Sunday, November 13, 2005


We really ought to have three ears.

The brain calculates the origin of a sound in part by measuring the time elapsed between the sound’s arrival at one ear and its arrival at the other. Other procedures accompany that one, such as spectral analysis. (For instance, your brain knows that distant sounds lose treble, even if you don’t.) However, the elapsed-time calculation is a fundamental one.

The brain’s calculations of the origins of sound work astonishingly well; however, they IS prone to error. For instance, a sound reaching your skull from directly behind you can sometimes sound as if it comes from somewhere else. It’s an unsettling illusion, because it persists even after you’ve recognized it, as long as you don’t move your head.

If we had three noncollinear ears, we could triangulate, and such ambiguities would vanish.

(Sticklers for the geometric truth might gripe that, were the elapsed-time calculation the brain’s only method for determining the origin of a sound, then every sound not originating from the plane spanned by the three ears could be interpreted as having one of two distinct origins. We would need four ears in general position to truly make no mistakes. However, choosing from among two choices is so much easier than choosing from a continuous circular array that I think our brains could adequately handle the task using spectral analysis or other tricks. That is, I don't think a fourth ear would be worth the trouble.)
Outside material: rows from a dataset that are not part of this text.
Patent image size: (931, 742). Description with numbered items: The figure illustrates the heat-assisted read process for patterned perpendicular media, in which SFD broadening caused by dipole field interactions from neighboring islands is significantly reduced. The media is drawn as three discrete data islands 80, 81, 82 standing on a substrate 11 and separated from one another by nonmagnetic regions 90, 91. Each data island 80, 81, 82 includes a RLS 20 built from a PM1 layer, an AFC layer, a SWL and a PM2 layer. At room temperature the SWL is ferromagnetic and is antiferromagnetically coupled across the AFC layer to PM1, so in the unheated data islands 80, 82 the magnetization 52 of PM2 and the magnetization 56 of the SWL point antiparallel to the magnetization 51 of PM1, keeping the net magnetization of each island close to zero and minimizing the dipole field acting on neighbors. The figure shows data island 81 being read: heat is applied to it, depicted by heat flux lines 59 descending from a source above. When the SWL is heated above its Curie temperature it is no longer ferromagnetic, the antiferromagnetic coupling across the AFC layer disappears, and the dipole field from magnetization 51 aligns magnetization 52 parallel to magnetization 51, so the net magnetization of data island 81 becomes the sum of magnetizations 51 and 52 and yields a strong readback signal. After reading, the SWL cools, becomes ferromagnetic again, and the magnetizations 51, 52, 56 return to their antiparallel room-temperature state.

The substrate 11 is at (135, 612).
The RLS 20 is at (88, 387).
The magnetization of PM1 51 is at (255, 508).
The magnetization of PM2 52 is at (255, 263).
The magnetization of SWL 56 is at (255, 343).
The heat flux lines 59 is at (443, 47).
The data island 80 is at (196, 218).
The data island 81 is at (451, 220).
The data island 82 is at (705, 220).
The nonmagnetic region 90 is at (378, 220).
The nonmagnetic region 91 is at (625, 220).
The argument that we need more than two receivers to adequately determine the spatial origin of signals applies only to ears, not eyes. If we were content with knowing the direction of a signal, then a single eye would be enough; we use two of them so that we can determine how far something is from the receiver. (Astonishingly, we manage the same task with our ears. I don't think an extra ear would help with the distance calculation at all.)